The council revisited the issue after ads for AIDS Walk Los Angeles, which had been appearing on the municipal buses for five years, were yanked when the City began enforcing the law this year.

As a result, Mayor Richard Bloom asked the Council to consider an interim change in policy that would allow non-commercial organizations to advertise while staff looked at how such ads could be allowed it permanently without buses becoming a public forum.

Though Bloom did want to see a policy that would allow AIDS Walk Los Angeles to advertise, he worried about offensive language making it onto Santa Monica buses.

Bloom mentioned an advertisement that ran on 10 San Francisco buses, sponsored by the American Freedom Defense Initiative, which read, “In any war between the civilized man and the savage, support the civilized man. Support Israel. Defeat Jihad.”

However, City officials made it clear that a return to the status quo would not allow AIDS Walk Los Angeles or other non-profits to continue to advertise on the buses.

The fact that, for the past five years, AIDS Walk Los Angeles had been able to advertise with the Big Blue Bus was “a failure of administration,” said City Manager Rod Gould.

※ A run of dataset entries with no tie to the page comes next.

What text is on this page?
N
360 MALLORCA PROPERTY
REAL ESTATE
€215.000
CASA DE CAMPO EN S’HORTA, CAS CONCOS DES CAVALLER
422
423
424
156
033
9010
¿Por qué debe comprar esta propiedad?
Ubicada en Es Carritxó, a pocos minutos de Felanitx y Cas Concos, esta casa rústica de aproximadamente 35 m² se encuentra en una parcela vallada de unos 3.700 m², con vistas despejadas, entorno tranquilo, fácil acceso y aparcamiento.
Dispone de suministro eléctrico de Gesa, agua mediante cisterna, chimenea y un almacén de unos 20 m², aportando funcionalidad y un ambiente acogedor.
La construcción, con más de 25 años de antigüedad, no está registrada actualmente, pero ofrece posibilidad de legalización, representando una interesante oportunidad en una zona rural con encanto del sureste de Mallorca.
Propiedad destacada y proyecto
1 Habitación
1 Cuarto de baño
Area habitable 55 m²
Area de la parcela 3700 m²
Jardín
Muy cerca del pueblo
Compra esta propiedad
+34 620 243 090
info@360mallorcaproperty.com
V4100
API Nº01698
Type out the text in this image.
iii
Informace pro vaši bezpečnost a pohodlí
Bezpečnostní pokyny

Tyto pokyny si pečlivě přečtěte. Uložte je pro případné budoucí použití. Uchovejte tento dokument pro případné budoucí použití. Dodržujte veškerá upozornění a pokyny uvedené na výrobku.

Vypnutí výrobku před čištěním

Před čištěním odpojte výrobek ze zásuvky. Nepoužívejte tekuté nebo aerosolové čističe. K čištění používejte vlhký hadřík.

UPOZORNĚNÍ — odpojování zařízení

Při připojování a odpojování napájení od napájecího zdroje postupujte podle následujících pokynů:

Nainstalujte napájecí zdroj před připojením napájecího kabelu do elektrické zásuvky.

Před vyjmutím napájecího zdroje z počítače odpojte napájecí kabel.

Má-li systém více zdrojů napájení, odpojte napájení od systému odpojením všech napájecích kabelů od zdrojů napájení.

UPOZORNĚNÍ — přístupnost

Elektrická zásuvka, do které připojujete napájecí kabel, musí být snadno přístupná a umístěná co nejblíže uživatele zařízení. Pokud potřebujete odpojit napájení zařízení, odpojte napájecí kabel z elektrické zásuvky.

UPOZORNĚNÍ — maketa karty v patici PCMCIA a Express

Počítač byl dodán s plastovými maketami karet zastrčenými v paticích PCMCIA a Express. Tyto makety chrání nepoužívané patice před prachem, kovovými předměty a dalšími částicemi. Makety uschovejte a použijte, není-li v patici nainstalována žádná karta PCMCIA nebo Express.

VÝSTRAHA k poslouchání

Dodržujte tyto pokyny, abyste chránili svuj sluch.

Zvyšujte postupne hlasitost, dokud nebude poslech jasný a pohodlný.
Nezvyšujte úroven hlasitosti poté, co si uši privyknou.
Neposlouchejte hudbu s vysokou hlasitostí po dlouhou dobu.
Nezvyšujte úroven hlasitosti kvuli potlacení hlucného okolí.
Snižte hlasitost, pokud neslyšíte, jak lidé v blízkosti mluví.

“The status quo since 2000,” Gould said, “is to only allow commercial speech on the sides of buses.”

Council member Bob Holbrook, who voted against changing the policy, referred back to a debate that garnered national attention over the use of public space for Nativity scenes in Santa Monica. (“Santa Monica Nativity Display Nudged Out by Atheists,” December 9, 2011)

On that matter, the Council voted to no longer have the displays in the park after City Attorney Marsha Moutrie noted that, as long as it allowed the displays, the City had no legal right to control their content.

Bloom, Mayor Pro Tem Gleam Davis and Council Member Terry O'Day voted to change the policy.